Note: for B(m), n = floor(m/2), k = 1 .. n

\(\displaystyle \binom{x+n}{k} =
\left(\frac{x+n}{k}\right) \binom{x+n-1}{k-1}
\)

\(\displaystyle \binom{x+n}{k}' \bigg\rvert_{x=0} =
\left(\frac{1}{k}\right) \binom{n-1}{k-1} +
\left(\frac{n}{k}\right) \binom{x+n-1}{k-1}'\bigg\rvert_{x=0}
\)

I had managed to undo recursion, into iterative sums (written prove welcome!)

\(\displaystyle \binom{x+n}{k}' \bigg\rvert_{x=0}
\;=\; \sum_{j=1}^{k} \frac{(-1)^{j+1}}{j}\; \binom{n}{k-j}
\;=\; \binom{n}{k}\;\sum_{j=n-(k-1)}^{n} \frac{1}{j}
\)

Note that coefficient formula good for half terms (the other half is easy, see code)

Code:

from gmpy2 import mpq, mpz, xmpz
from itertools import izip, count

def bernoulli(m):
    if m == 0: return 1
    lst = [0, 1] + [ mpz(i)**m for i in range(2, (m+3)//2) ]
    lst = [(-x if m&1 else x) for x in lst[-1-(m&1):0:-1]] + lst
    lst = map(xmpz, lst)        # speedup fdiff_inplace
    fdiff_inplace(lst)          # forward diff table
    return sum(c*d for (c,d) in izip(bernoulli_coef(m//2), lst))

def fdiff_inplace(f):
    n = len(f) - 1
    for i in xrange(n):         # n forward diff(s)
        for j in xrange(n,i,-1):
            f[j] -= f[j-1]

def bernoulli_coef(n, mpq=mpq):
    'diff(comb(x+n,k)), k=1,2,3,..., evaluate at x=0'
    c, s, N = mpz(1), 0, n+1
    for j in xrange(n, 0, -1):  # tricky half
        c = c * j // (N-j)
        s += mpq(1, j)
        yield c * s
    s = mpq(1, N)
    for c in count(1):          # easy half
        yield s
        s *= mpq(-c, N+c)

I did not optimize away B(odd m), just to see if it matches ... it does!
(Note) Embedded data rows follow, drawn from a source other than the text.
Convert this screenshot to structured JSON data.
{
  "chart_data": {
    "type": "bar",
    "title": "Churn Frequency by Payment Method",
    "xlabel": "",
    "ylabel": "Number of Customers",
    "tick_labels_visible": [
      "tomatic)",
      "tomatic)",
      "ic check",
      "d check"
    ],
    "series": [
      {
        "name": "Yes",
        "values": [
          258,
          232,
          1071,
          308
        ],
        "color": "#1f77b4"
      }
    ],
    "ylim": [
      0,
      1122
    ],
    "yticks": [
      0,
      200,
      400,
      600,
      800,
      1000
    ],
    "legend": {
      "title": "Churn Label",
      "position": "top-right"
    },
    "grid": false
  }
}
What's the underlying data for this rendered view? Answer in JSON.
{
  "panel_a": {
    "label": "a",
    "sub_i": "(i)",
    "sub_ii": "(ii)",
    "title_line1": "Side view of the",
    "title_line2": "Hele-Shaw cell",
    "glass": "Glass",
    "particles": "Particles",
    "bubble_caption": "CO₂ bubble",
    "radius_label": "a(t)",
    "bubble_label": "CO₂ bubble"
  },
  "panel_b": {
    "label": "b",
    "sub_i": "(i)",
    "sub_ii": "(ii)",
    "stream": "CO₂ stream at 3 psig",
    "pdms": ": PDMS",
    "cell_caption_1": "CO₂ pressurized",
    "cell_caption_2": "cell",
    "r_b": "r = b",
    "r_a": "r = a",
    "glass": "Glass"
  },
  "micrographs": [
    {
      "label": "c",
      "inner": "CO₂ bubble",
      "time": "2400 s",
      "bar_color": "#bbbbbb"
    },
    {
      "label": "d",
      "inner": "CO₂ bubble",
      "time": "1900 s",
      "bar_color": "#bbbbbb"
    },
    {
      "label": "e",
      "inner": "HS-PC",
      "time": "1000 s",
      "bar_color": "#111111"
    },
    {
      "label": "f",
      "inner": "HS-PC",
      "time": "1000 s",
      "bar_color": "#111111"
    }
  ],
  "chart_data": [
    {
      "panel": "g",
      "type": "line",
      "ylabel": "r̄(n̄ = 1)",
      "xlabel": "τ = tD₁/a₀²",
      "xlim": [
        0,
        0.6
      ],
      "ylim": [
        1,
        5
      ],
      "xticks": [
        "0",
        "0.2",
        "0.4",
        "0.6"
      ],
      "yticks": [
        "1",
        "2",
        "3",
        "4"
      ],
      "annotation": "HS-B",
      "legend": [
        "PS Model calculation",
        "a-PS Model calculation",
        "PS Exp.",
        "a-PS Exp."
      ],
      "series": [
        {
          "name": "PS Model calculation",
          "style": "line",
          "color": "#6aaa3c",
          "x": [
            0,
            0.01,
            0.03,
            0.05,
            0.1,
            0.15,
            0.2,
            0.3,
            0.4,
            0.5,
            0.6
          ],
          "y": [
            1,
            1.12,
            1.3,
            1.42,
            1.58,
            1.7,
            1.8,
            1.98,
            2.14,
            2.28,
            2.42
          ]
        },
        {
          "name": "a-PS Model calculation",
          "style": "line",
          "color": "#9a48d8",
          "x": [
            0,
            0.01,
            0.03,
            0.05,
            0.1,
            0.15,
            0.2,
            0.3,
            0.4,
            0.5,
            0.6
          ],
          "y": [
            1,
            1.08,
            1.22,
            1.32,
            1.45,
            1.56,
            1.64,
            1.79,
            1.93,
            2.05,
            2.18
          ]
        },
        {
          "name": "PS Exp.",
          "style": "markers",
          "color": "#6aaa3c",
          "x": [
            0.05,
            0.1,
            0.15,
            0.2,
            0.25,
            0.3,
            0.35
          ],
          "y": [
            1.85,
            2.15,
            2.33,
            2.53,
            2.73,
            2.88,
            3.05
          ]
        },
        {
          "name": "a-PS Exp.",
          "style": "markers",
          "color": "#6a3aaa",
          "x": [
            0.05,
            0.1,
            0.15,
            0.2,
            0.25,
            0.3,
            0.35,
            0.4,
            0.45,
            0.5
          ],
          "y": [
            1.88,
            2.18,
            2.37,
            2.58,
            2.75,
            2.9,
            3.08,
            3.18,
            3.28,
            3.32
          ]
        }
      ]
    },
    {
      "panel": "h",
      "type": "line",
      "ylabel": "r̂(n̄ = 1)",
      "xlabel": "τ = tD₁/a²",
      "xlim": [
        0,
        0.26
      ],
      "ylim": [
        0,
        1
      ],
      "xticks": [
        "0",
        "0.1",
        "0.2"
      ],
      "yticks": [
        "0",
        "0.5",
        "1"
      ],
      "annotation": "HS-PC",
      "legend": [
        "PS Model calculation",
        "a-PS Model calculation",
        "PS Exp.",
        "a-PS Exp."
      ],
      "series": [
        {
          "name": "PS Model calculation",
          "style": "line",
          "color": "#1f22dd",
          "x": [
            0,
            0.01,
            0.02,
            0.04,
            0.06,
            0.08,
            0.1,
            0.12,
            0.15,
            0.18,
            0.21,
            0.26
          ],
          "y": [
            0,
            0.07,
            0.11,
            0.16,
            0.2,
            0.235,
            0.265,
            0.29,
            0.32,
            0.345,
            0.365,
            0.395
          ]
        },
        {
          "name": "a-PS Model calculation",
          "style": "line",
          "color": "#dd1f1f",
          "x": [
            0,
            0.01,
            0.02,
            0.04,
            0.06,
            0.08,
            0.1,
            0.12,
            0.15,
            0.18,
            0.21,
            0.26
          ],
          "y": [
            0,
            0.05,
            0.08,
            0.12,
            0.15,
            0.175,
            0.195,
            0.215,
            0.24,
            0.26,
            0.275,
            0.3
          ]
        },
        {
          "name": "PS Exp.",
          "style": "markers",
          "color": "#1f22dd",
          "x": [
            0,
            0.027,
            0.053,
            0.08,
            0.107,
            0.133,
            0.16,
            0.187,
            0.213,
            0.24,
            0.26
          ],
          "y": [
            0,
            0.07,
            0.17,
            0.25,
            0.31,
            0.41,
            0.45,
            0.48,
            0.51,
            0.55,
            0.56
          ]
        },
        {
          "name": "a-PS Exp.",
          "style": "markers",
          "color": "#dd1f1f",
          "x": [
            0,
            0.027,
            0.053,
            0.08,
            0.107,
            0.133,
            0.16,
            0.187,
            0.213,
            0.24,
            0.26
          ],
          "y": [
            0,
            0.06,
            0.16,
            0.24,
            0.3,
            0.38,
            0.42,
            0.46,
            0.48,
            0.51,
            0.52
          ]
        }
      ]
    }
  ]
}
B(1) = -1/2, B(odd>1) = 0

>>> for m in range(2,31,2): print m, bernoulli(m)
...
2      1/6
4      -1/30
6      1/42
8      -1/30
10     5/66
12     -691/2730
14     7/6
16     -3617/510
18     43867/798
20     -174611/330
22     854513/138
24     -236364091/2730
26     8553103/6
28     -23749461029L/870
30     8615841276005L/14322

[Albert Chan]

Bernoulli number related links ...

Compare with forward difference table, Stirling numbers 2nd kind numbers are smaller
see thread, (HP15C)(HP67)(HP41C) Bernoulli Polynomials

Euler zigzag numbers (A) smaller still.
B(m) = A(m-1) * (-1)^(m/2-1) * m / (2^m*(2^m-1))
B(6) = 16 * (-1)^2 * 6 / (2^6*(2^6-1)) = 1/42

see thread, (28 48 49 50) Bernoulli Numbers

BCMATH programs for some number theory functions

CalcBn V3.0 from The Bernoulli Number Page
This use zeta function correction, same as this thread, but *much* faster!
On my laptop, it get B(100,000) exact fraction in 12 second!